Cette vision de la machine folle, emballée, est autant appliquée à ses constructions informatiques qu’à ses concepts artistiques de départ. On la retrouve ainsi également dans ses sources d’inspiration, et dans ses sources sonores. La série « Xerrox » par exemple s’inspire de la photocopie et des dissonances, des variations incontrôlables, qui naissent convulsivement lorsqu’on photocopie une photocopie d’une photocopie d’une photocopie, etc. En poursuivant à l’infini le processus de copie imparfaite, mensongère, dissociée de la condition initiale, de l’image de base, on obtient la génération spontanée d’un monstre, qui prend rapidement une vie propre. Chaque nouvelle réplique est non seulement imparfaite, mais de plus en plus éloignée de l’objet de départ, jusqu’à en devenir elle-même un nouvel original, entièrement distinct de la source première.
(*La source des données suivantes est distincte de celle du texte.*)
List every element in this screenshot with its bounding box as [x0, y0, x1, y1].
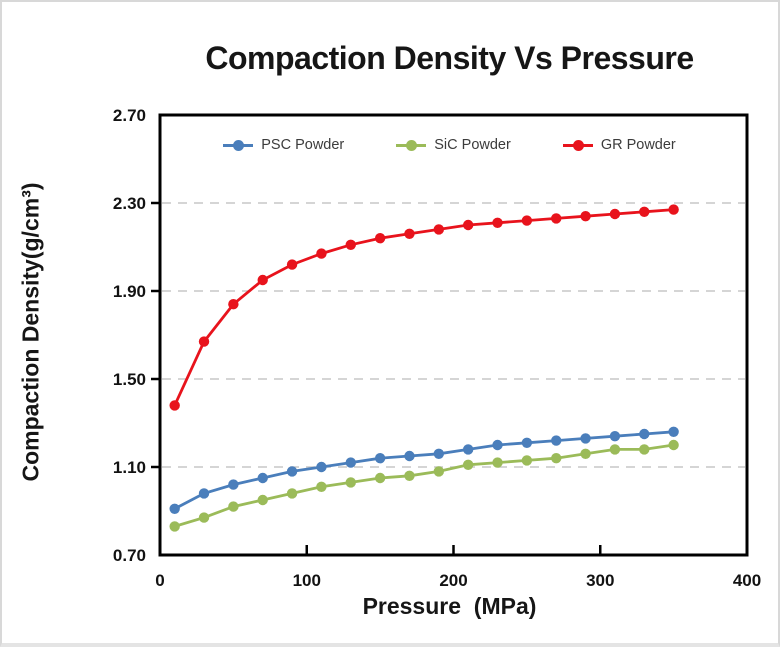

Le peu d’informations que répliques et originaux conservent en commun introduisent une complexité et surtout une ambiguïté qui fait la richesse des constructions de Nicolai.
Évoluant à la frontière, encore récente, de l’art sonore et de l’art plastique, Carsten Nicolai présente un travail qui utilise autant la perception de l’œil que celle de l’oreille. Ces travaux ont autant sinon plus leur place dans les galeries et musées d’art contemporain que dans les salles de concerts. S’il multiplie les pseudonymes comme musicien (noto, alva noto, cyclo avec Ryoji Ikeda, ainsi que d’autres collaborations encore, avec Mika Vainio ou Ryuichi Sakamoto par exemple), avec pour chacun une distinction subtile (alva noto serait ainsi le projet « pop » et noto le projet « scientifique »), Carsten Nicolai est également connu sous son nom pour ses installations plastiques, dans lequel il établit des parallèles entre le son et la matière. Depuis l’informatique, il est possible de visualiser le son de manière graphique et de le manipuler sur cette base, en exploitant la forme sinusoïdale des fréquences, la grille des structures rythmiques, et de superposer ainsi les deux approches, traitant le son avec l’œil et le visuel sur des bases rythmiques. Le prolongement le plus immédiat à cette démarche est le travail vidéo qui accompagne ses performances live, où l’image est un support directement issu de la structure musicale, en en reprenant les dynamiques et les tonalités, non dans le sens d’un décor, qui ne serait qu’un complément accessoire du son, mais comme l’autre versant d’une œuvre qui mettrait tous ces éléments sur un même pied. De la même manière, ses œuvres plastiques intègrent le son non comme un ajout subsidiaire, un enjolivement, mais comme une donnée entrant à la fois dans le projet final et dans le processus d’élaboration, lors de la conception de chaque projet. On y retrouve à l’œuvre des thématiques similaires : l’aléatoire, la microscopie, la dégénérescence, la physique du son, la codification de l’information, etc. Il établit ainsi une conversation qui se traduit par la transcription d’un domaine à l’autre, c’est-à-dire la visualisation du son d’une part, et la composition graphique de ses pièces sonores d’autre part.